Over the years, Dr. Kneller attracted millions of dollars in grants and gifts to the department, including the $1.2-million endowment that established the university's Wilhelm Eitel Institute for Silicates and Ceramic Research that is now in the physics department.

He designed and organized the geology department's master's program, which was started in 1966, and its laboratories.

A well-known expert in coal and silicates, Dr. Kneller did extensive research in “coal characterization” - the study of coal to determine geologic history, mineral and trace element content, and chemical and structural properties. Of special interest to him were the ways in which coal's organic and mineral components reacted in combustion and in the process of forming synthetic fuels.

Dr. Kneller retired in 1989 because of weakening health, his daughter, Dr. Karinlee Kneller, said.

“His field was his whole life. Everything was a learning experience and an opportunity to pass on information. He took his students under his wing and he taught them to write and to think. He was a teacher's teacher. Even after he retired he helped out his students,” his daughter explained.
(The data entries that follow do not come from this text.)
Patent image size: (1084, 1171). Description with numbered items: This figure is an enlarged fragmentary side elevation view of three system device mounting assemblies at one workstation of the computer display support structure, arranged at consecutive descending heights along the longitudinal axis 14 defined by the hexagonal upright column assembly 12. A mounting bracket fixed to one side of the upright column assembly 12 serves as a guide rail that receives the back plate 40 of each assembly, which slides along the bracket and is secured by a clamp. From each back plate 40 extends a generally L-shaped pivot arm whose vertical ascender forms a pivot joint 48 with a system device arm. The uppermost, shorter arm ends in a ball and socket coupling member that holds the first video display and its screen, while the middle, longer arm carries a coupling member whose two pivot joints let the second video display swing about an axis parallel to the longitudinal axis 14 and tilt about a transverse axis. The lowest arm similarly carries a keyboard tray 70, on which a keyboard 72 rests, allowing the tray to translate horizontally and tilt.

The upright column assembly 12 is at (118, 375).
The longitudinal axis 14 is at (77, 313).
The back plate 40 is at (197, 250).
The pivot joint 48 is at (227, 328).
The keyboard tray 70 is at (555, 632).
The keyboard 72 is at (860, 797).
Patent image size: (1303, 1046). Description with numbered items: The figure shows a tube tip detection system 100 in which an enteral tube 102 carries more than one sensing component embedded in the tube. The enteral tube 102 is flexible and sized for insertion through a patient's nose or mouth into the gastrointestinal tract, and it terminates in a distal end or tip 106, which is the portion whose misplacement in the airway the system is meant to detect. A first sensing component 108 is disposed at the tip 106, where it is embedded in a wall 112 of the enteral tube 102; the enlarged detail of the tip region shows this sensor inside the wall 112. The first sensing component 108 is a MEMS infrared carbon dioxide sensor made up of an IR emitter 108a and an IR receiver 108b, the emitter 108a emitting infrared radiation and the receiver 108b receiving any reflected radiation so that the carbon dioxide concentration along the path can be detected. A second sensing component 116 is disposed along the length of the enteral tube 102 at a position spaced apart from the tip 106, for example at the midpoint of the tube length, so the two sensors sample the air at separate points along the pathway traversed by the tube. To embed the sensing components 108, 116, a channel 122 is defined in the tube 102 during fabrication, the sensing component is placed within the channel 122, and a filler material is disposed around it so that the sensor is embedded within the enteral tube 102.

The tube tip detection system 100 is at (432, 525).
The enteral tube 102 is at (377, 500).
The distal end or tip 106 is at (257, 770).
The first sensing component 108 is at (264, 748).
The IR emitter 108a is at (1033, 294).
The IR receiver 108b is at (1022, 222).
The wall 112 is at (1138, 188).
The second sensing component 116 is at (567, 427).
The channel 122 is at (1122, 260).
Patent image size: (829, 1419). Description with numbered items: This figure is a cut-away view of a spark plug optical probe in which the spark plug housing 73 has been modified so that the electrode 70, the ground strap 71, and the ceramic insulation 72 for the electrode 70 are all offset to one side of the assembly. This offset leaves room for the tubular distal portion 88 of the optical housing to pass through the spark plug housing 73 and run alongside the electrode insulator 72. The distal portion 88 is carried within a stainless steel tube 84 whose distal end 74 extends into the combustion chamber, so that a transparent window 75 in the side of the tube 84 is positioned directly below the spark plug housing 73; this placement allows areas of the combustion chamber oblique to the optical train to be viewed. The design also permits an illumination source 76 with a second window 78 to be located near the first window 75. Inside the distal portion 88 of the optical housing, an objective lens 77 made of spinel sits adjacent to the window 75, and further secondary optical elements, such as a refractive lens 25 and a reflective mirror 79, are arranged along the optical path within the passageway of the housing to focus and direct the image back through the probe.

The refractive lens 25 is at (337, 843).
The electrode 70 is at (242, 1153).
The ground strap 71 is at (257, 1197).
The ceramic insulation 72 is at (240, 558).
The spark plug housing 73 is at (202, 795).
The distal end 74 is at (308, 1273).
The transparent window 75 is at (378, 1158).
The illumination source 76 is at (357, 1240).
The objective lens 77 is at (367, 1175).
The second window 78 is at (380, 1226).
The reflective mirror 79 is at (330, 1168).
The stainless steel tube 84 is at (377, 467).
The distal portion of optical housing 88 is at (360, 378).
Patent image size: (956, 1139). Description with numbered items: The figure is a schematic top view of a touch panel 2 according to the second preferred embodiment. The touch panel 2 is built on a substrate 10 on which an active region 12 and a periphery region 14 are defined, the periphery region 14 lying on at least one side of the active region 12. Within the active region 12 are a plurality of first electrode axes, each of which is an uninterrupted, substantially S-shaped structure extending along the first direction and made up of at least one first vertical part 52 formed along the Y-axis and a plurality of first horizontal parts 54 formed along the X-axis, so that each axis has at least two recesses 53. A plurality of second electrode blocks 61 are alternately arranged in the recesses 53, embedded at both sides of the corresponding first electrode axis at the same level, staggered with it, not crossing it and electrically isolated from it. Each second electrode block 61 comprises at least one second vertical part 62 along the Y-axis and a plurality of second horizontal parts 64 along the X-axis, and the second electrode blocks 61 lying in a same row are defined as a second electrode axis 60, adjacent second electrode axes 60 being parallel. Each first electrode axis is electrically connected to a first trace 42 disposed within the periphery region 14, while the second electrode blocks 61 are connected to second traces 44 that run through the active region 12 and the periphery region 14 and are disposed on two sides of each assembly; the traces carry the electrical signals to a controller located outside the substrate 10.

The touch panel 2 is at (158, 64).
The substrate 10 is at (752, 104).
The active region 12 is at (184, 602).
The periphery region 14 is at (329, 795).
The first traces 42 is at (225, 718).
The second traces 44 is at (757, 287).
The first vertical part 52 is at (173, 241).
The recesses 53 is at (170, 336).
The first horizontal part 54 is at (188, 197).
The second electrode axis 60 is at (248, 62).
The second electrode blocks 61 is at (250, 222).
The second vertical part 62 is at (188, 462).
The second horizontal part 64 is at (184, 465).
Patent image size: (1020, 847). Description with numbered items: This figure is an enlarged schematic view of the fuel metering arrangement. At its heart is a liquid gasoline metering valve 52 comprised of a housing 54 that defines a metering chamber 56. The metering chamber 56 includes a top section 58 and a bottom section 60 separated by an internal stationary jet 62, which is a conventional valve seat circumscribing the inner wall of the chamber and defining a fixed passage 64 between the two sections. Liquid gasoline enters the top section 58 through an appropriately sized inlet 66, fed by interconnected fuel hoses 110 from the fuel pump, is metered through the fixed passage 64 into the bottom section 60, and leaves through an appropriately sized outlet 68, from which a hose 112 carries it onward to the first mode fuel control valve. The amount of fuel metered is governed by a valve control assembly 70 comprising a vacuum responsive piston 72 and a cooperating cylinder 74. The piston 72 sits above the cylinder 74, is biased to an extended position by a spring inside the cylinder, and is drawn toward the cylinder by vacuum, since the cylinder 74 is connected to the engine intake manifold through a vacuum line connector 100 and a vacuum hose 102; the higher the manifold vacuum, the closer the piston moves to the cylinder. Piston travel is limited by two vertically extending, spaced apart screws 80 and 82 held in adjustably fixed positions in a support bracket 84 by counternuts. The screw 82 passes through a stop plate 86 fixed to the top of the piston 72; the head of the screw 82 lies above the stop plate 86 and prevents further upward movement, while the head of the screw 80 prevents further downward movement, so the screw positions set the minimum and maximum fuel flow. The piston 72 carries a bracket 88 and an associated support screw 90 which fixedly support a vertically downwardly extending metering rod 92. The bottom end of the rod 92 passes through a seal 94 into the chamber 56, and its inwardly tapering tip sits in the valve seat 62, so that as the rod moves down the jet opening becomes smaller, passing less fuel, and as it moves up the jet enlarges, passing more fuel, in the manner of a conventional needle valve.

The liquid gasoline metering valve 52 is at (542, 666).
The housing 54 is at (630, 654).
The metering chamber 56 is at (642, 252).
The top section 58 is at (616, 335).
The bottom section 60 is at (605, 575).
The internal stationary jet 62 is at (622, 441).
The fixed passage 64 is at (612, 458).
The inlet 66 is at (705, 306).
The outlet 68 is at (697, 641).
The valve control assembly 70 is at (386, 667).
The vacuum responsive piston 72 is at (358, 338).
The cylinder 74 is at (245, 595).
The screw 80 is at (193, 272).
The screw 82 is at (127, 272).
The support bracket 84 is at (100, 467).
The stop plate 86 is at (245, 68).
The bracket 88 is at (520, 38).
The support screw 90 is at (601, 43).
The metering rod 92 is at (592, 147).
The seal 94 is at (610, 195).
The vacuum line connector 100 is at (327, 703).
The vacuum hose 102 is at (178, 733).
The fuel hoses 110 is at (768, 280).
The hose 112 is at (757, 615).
Dr. Kneller grew up in Parma, Ohio, the son of a stonecutter. By becoming a geologist, he “fulfilled an ambition to work in his father's tradition,” Karinlee Kneller explained.

Dr. Kneller graduated from Parma High School and earned bachelor's and master's degrees from Miami University, Oxford, Ohio. He earned his PhD in geology from the University of Michigan.

Dr. Kneller spent 30 years in the Marine Corps Reserve, retiring in 1981 as a colonel. From 1956 to 1961, he taught geology at Eastern Michigan University, Ypsilanti.

He published scores of scientific articles. His memberships included the Geological Society of America, the Society of Economic Paleontologists and Mineralogists, the Society of Economic Geology, and the Sigma Gamma Epsilon and Phi Sigma honorary societies. He also served on UT's faculty senate.

Surviving are his wife of 51 years, Olga; daughters, Karinlee and Ellen Kneller; sons, Gregory and Kurt; sister, Margarite Grundy, and three grandchildren.

Services will be at 1 p.m. Wednesday in the Reeb Funeral Home, where the body will be after 3 p.m. tomorrow.

The family requests tributes to the American Diabetes Association, the National Kidney Foundation, or the Multiple Sclerosis Society.